Et avec une inversion de regard et un changement de perspective, ne pourrait-on pas concevoir que c’est le Vivant lui-même qui continuerait de chercher, d’expérimenter, à travers les générations successives des hommes, une forme de vie évoluée, consciente du caractère sacré de sa vocation ! Devenir un lien véritable entre le visible et l’invisible. Et au final, permettre au Vivant d’admirer une nouvelle facette de son univers à travers nos yeux.

Approcher le travail de nos ancêtres avec compréhension et une certaine tendresse. Observer comment ils ont pu, dans leur contexte et avec leurs contraintes, à la fois participer et s’opposer à cette dynamique du Vivant, en perpétuel mouvement créateur.

Seule nous incombe la responsabilité d’agir à notre tour, en cohérence, en connivence avec cette force, ce qui semble être la juste vocation de l’homme

Quels nouveaux combats à mener ?

Ce n’est plus l’aboutissement de nos cheminements individuels qui sera à partager… avec la tentation d’imposer une vérité aux autres, mais, avec la conscience de la relativité de ce que nous pouvons découvrir tout au long de notre quête sans fin, ce sont les péripéties de celle-ci qui méritent d’être évoquées, entre doutes et émerveillements multiples, à chacune de ses étapes.

Une diversité qui rassemble enfin sur l’essentiel jumelé à la frustration et au vertige d’une vérité impossible à être cernée de manière rationnelle et individuelle, qui nous offre, à notre insu, le cadeau de ce que l’on ne cherchait pas vraiment, celle du mystère

La plus belle expérience que nous puissions faire
est celle du mystérieux.
C’est la source de tout vrai art et de toute vraie science.

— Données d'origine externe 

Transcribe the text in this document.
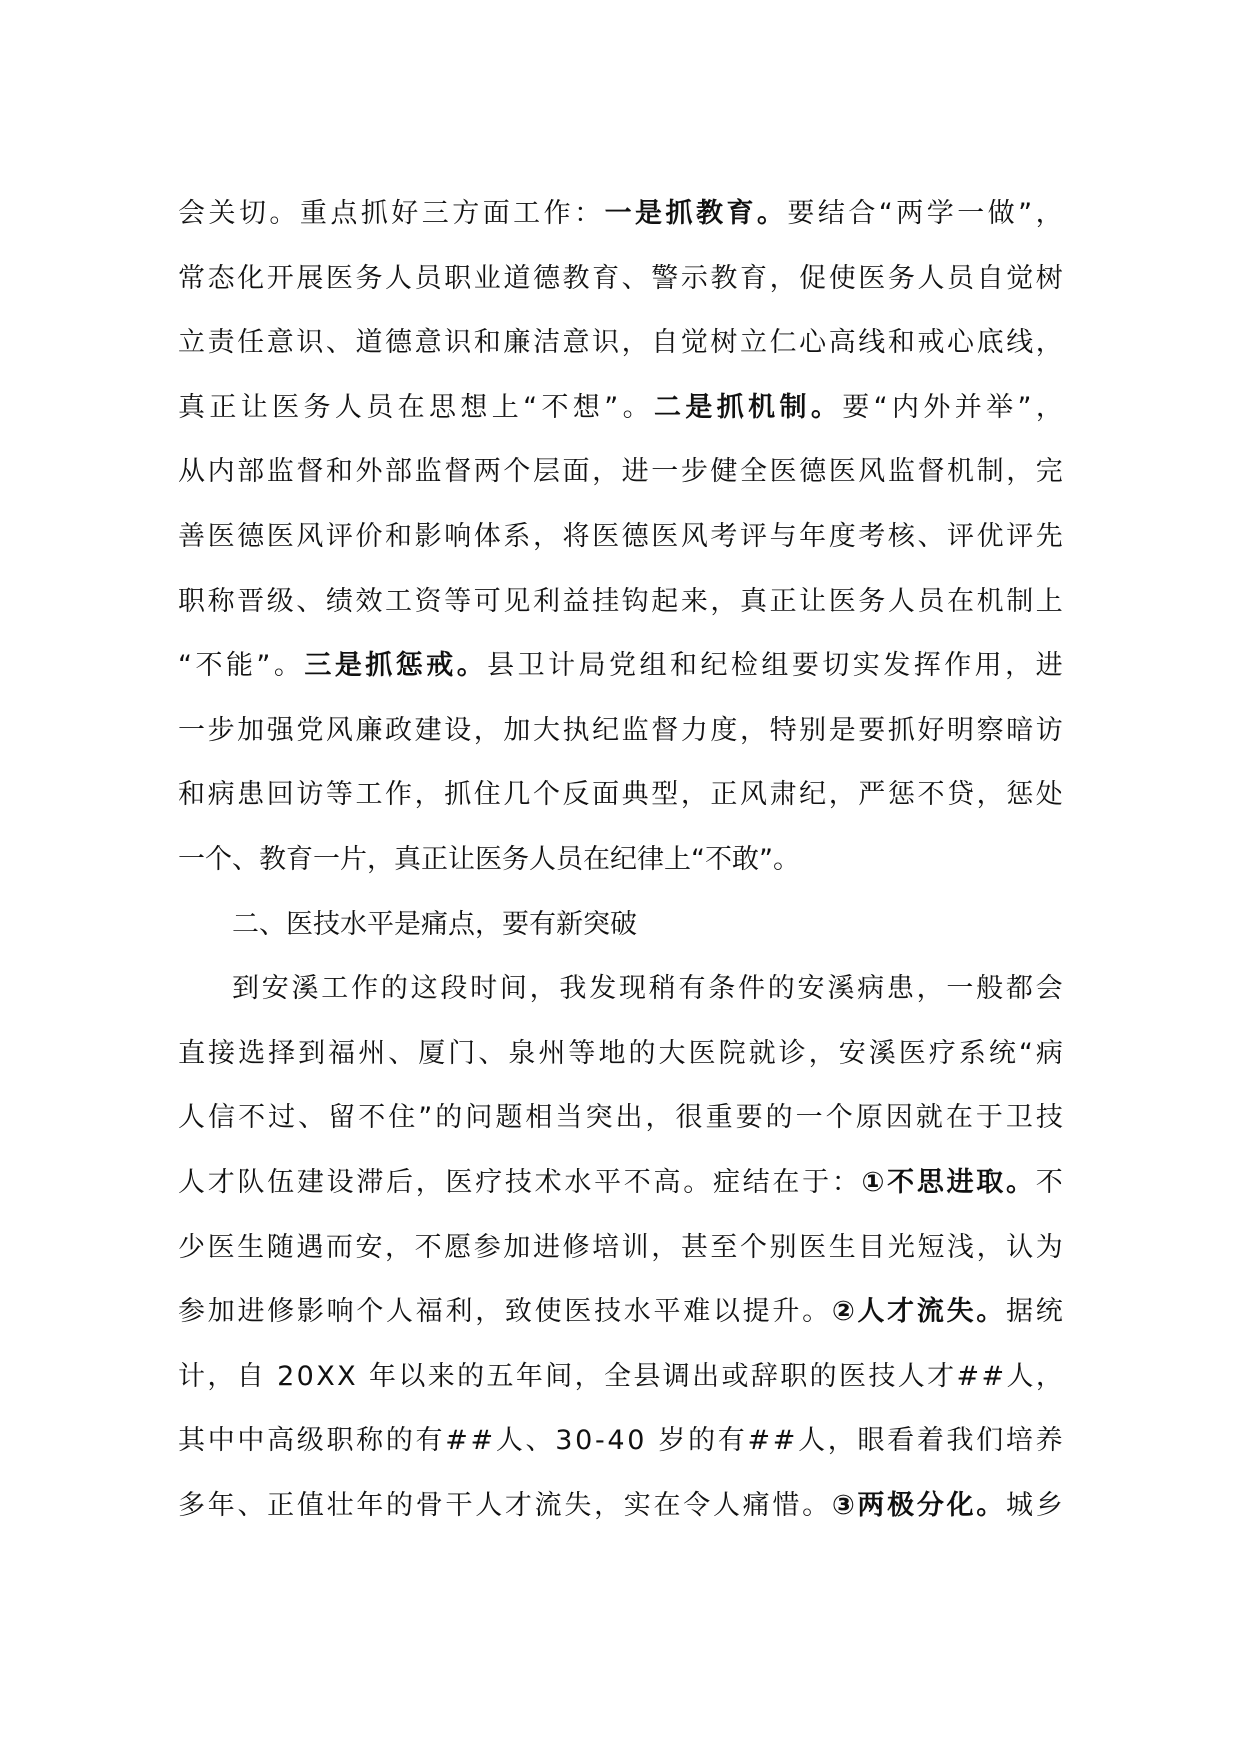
会 关 切 。 重 点 抓 好 三 方 面 工 作 ： 一 是 抓 教 育 。 要 结 合 “ 两 学 一 做 ” ，
常 态 化 开 展 医 务 人 员 职 业 道 德 教 育 、 警 示 教 育 ， 促 使 医 务 人 员 自 觉 树
立 责 任 意 识 、 道 德 意 识 和 廉 洁 意 识 ， 自 觉 树 立 仁 心 高 线 和 戒 心 底 线 ，
真 正 让 医 务 人 员 在 思 想 上 “ 不 想 ” 。 二 是 抓 机 制 。 要 “ 内 外 并 举 ” ，
从 内 部 监 督 和 外 部 监 督 两 个 层 面 ， 进 一 步 健 全 医 德 医 风 监 督 机 制 ， 完
善 医 德 医 风 评 价 和 影 响 体 系 ， 将 医 德 医 风 考 评 与 年 度 考 核 、 评 优 评 先
职 称 晋 级 、 绩 效 工 资 等 可 见 利 益 挂 钩 起 来 ， 真 正 让 医 务 人 员 在 机 制 上
“ 不 能 ” 。 三 是 抓 惩 戒 。 县 卫 计 局 党 组 和 纪 检 组 要 切 实 发 挥 作 用 ， 进
一 步 加 强 党 风 廉 政 建 设 ， 加 大 执 纪 监 督 力 度 ， 特 别 是 要 抓 好 明 察 暗 访
和 病 患 回 访 等 工 作 ， 抓 住 几 个 反 面 典 型 ， 正 风 肃 纪 ， 严 惩 不 贷 ， 惩 处
一 个 、 教 育 一 片 ， 真 正 让 医 务 人 员 在 纪 律 上 “ 不 敢 ” 。
二 、 医 技 水 平 是 痛 点 ， 要 有 新 突 破
到 安 溪 工 作 的 这 段 时 间 ， 我 发 现 稍 有 条 件 的 安 溪 病 患 ， 一 般 都 会
直 接 选 择 到 福 州 、 厦 门 、 泉 州 等 地 的 大 医 院 就 诊 ， 安 溪 医 疗 系 统 “ 病
人 信 不 过 、 留 不 住 ” 的 问 题 相 当 突 出 ， 很 重 要 的 一 个 原 因 就 在 于 卫 技
人 才 队 伍 建 设 滞 后 ， 医 疗 技 术 水 平 不 高 。 症 结 在 于 ： ① 不 思 进 取 。 不
少 医 生 随 遇 而 安 ， 不 愿 参 加 进 修 培 训 ， 甚 至 个 别 医 生 目 光 短 浅 ， 认 为
参 加 进 修 影 响 个 人 福 利 ， 致 使 医 技 水 平 难 以 提 升 。 ② 人 才 流 失 。 据 统
计 ， 自
2 0 X X
年 以 来 的 五 年 间 ， 全 县 调 出 或 辞 职 的 医 技 人 才 # # 人 ，
其 中 中 高 级 职 称 的 有 # # 人 、 3 0 - 4 0
岁 的 有 # # 人 ， 眼 看 着 我 们 培 养
多 年 、 正 值 壮 年 的 骨 干 人 才 流 失 ， 实 在 令 人 痛 惜 。 ③ 两 极 分 化 。 城 乡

Einstein

C’est bien la conscience de ce mystère qui est l’essence même du sentiment de « sacré »

Une majorité d’humains pourrait-elle se dégager sur un tel projet ? Deux difficultés :

  • remettre en cause le cadre de référence constitutif de notre identité avec les liens sociaux qui en découlent
  • en adopter un nouveau, dont l’impact sur nos vies individuelles est difficile à apprécier à l’avance.

Nous sommes bien là au cœur des enjeux et des difficultés d’un changement de paradigme. Confort des résistances en maintenant les mécanismes connus, même délétères ; inquiétude face à l’inconnu se situant explicitement dans un contexte d’incertitudes.

Existerait-il une autre issue imaginable aux conflits idéologiques de tous les temps qui puisse répondre en profondeur aux enjeux écologiques ?

Ceci dit, la notion même de majorité est encore un vestige des anciens modes de raisonnement. Une minorité agissante peut mettre en route un mouvement général. Utopie ?

En pratique, la réflexion conduite dans le cadre de l’École Buissonnière et la référence quasi obsessionnelle de ses activités à la « sagesse du Vivant » témoignent de notre engagement et de notre foi en l’avenir. Cette position n’est pas la traduction d’une formulation poétique, métaphysique, sujet de dissertation, mais bien la référence ultime donnant sens à notre vie, dans toutes ses dimensions et dans ses moindres détails.